使用する洗剤製品が推奨化学物質に基づくものであり、カメラに悪影響を与える可能性のある物質が含まれていないことを確認するのは、使用者の責任です。スプレー製品を使用する必要がある場合は、布にスプレーし、布でカメラを拭いてください。
Axisでの耐薬品性試験
化学的摩耗は、化学物質の組成、曝露時間、温度、製品が受けるストレスのレベルやその種類など、化学的接触との接触の性質に依存するため、複雑です。このため、当社では現実的な使用条件下で材料を試験しました。耐環境応力亀裂性試験とクリーニングシミュレーションという2種類の社内試験を通じて、耐薬品性を検証しています。
使用された化学物質は次の通りです。
イソプロパノール(70%)
過酸化水素(3%)
次亜塩素酸ナトリウム(< 5%)
試験の結果、カメラのケーシングとドームのプラスチック素材は、柔らかい布で定期的かつ頻繁に化学薬品で拭き取っても耐えられることがわかりました。プラスチックと洗剤の間に化学反応は発生しません。長期間繰り返し洗剤にさらしても、カメラの物理的完全性が維持されることが実証されました。
耐環境応力亀裂(ストレスクラッキング)性試験
頻繁に清掃が必要となるカメラに適した素材を見つけるために、耐環境応力亀裂性試験(ESC試験)を実施しました。

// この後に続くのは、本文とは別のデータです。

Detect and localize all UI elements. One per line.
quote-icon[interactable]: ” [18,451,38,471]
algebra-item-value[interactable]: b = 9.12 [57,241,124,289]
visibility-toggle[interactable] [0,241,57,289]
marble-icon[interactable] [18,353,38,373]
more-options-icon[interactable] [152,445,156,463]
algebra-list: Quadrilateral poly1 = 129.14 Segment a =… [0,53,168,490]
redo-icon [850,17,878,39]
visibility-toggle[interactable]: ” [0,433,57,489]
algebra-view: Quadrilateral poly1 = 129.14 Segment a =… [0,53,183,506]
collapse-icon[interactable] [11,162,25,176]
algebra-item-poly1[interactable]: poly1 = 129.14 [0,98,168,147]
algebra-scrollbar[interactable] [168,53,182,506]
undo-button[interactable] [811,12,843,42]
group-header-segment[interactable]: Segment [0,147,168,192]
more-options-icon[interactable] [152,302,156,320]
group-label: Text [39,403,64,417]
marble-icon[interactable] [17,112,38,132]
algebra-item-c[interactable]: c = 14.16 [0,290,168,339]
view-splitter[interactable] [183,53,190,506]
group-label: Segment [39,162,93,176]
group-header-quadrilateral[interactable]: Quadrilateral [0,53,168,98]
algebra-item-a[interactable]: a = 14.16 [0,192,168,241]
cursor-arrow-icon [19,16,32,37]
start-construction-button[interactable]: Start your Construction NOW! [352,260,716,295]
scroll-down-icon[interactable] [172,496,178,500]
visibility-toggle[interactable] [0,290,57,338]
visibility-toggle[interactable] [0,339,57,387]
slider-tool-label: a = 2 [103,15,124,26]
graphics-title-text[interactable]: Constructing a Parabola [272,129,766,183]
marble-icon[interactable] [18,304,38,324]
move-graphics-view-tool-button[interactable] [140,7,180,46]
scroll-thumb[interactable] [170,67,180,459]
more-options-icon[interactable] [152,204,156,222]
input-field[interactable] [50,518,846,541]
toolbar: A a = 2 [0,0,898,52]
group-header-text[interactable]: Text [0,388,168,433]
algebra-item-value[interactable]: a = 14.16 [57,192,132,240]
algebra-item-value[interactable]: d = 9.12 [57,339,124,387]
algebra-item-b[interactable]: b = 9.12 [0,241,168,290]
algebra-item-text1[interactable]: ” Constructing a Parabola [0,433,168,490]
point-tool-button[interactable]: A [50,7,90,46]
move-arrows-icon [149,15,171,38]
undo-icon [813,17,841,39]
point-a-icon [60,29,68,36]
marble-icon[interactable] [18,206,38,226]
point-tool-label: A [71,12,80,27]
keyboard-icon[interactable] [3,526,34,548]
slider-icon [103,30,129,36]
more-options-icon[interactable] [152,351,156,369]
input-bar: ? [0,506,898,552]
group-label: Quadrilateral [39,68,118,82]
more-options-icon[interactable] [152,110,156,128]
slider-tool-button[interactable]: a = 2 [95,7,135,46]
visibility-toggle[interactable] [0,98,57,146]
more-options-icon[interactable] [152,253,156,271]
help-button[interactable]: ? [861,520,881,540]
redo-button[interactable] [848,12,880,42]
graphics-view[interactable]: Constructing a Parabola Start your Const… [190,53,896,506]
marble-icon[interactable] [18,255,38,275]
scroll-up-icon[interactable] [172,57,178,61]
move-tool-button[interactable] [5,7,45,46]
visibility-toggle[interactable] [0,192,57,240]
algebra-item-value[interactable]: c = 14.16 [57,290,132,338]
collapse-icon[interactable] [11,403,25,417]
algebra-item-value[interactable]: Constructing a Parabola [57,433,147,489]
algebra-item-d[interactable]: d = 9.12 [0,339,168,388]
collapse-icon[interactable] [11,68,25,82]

ESC試験では、材料の試験サンプルは、選択された化学薬品への曝露と組み合わせて、機械的ストレスにさらされます。試験中、サンプルはひび割れ、変色、その他の欠陥がないか定期的に管理されます。試験完了後、サンプルに欠陥がないか再度評価されます。
ESC試験は、既存の業界標準に基づいたセットアップで実施しました。試験部品は、規格に従って要求されるのと同じレベルの機械的ストレスにさらしました。

クリーニングシミュレーション
長年の使用で繰り返されるクリーニングを想定し、クリーニングシミュレーション試験を実施しました。
AXIS Q9307-LVドームカメラのケーシングとドームのサンプルは、選択した化学薬品を染み込ませた柔らかい布で繰り返し拭き取る自動試験装置に取り付けられます。拭き取りは一般的なクリーニングでかかる圧力を使用して行い、布は定期的に化学溶液で湿らせています。サンプルでは、最低1,850サイクルのテストが行われました。これは、5年間の毎日のクリーニングに相当します。

試験完了後、サンプルは傷、ひび割れ、変色、ロゴタイプの摩耗、その他の欠陥を評価します。